Published Nov 3, 2009
Calling all absentee landowners!
By Teresa Opheim
We need land for beginning farmers! PFI is committed to helping those new farmers hook up with absentee landowners who care about the future of sustainable agriculture in Iowa.
In our Fall newsletter, we feature one family who made the farmland transfer that needs to happen a thousand times over: PFI members Martha Shivvers Skillman and her sisters Charlotte Shivvers and Marietta Carr. The Shivvers sisters recently sold 160 acres to a distant cousin, Jim Petersen, to expand his farming operation so two of his children could farm with him.

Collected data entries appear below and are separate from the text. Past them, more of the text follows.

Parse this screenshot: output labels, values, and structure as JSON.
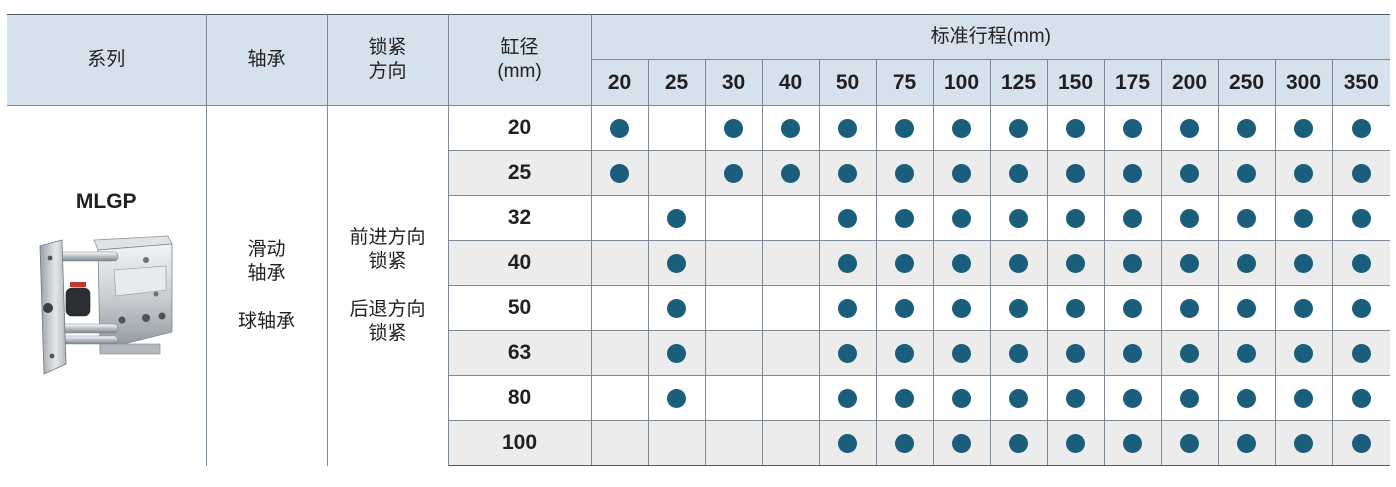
{
  "headers": {
    "series": "系列",
    "bearing": "轴承",
    "lock_direction_line1": "锁紧",
    "lock_direction_line2": "方向",
    "bore_line1": "缸径",
    "bore_line2": "(mm)",
    "standard_stroke": "标准行程(mm)"
  },
  "strokes": [
    "20",
    "25",
    "30",
    "40",
    "50",
    "75",
    "100",
    "125",
    "150",
    "175",
    "200",
    "250",
    "300",
    "350"
  ],
  "series_name": "MLGP",
  "bearing": {
    "line1": "滑动",
    "line2": "轴承",
    "line3": "球轴承"
  },
  "lock": {
    "line1": "前进方向",
    "line2": "锁紧",
    "line3": "后退方向",
    "line4": "锁紧"
  },
  "rows": [
    {
      "bore": "20",
      "available": [
        1,
        0,
        1,
        1,
        1,
        1,
        1,
        1,
        1,
        1,
        1,
        1,
        1,
        1
      ]
    },
    {
      "bore": "25",
      "available": [
        1,
        0,
        1,
        1,
        1,
        1,
        1,
        1,
        1,
        1,
        1,
        1,
        1,
        1
      ]
    },
    {
      "bore": "32",
      "available": [
        0,
        1,
        0,
        0,
        1,
        1,
        1,
        1,
        1,
        1,
        1,
        1,
        1,
        1
      ]
    },
    {
      "bore": "40",
      "available": [
        0,
        1,
        0,
        0,
        1,
        1,
        1,
        1,
        1,
        1,
        1,
        1,
        1,
        1
      ]
    },
    {
      "bore": "50",
      "available": [
        0,
        1,
        0,
        0,
        1,
        1,
        1,
        1,
        1,
        1,
        1,
        1,
        1,
        1
      ]
    },
    {
      "bore": "63",
      "available": [
        0,
        1,
        0,
        0,
        1,
        1,
        1,
        1,
        1,
        1,
        1,
        1,
        1,
        1
      ]
    },
    {
      "bore": "80",
      "available": [
        0,
        1,
        0,
        0,
        1,
        1,
        1,
        1,
        1,
        1,
        1,
        1,
        1,
        1
      ]
    },
    {
      "bore": "100",
      "available": [
        0,
        0,
        0,
        0,
        1,
        1,
        1,
        1,
        1,
        1,
        1,
        1,
        1,
        1
      ]
    }
  ],
  "colors": {
    "header_bg": "#d5e2ed",
    "stripe_bg": "#ececec",
    "dot": "#1a5e7c",
    "grid": "#7d8a95"
  }
}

In 2007, 55 percent of the farmland in Iowa was owned by people over the age of 65, and a quarter (28 percent) of the land was owned by people over 75 years old. How can we use the tremendous land turnover that will occur in the next decade to grow small and midsized farms like the Petersen’s?
In 1982, leased farmland was equally divided between cash rent and crop share leases. By 2007, 77 percent of the leased land was leased using cash rent. How can we increase the use of crop share leases to help lessen the risk for beginning farmers?
About 48 percent of Iowa’s landowners do not operate any of the land they own. How can we help landowners with no farm background understand the challenges of diversified farming and the need to help the new generation access land?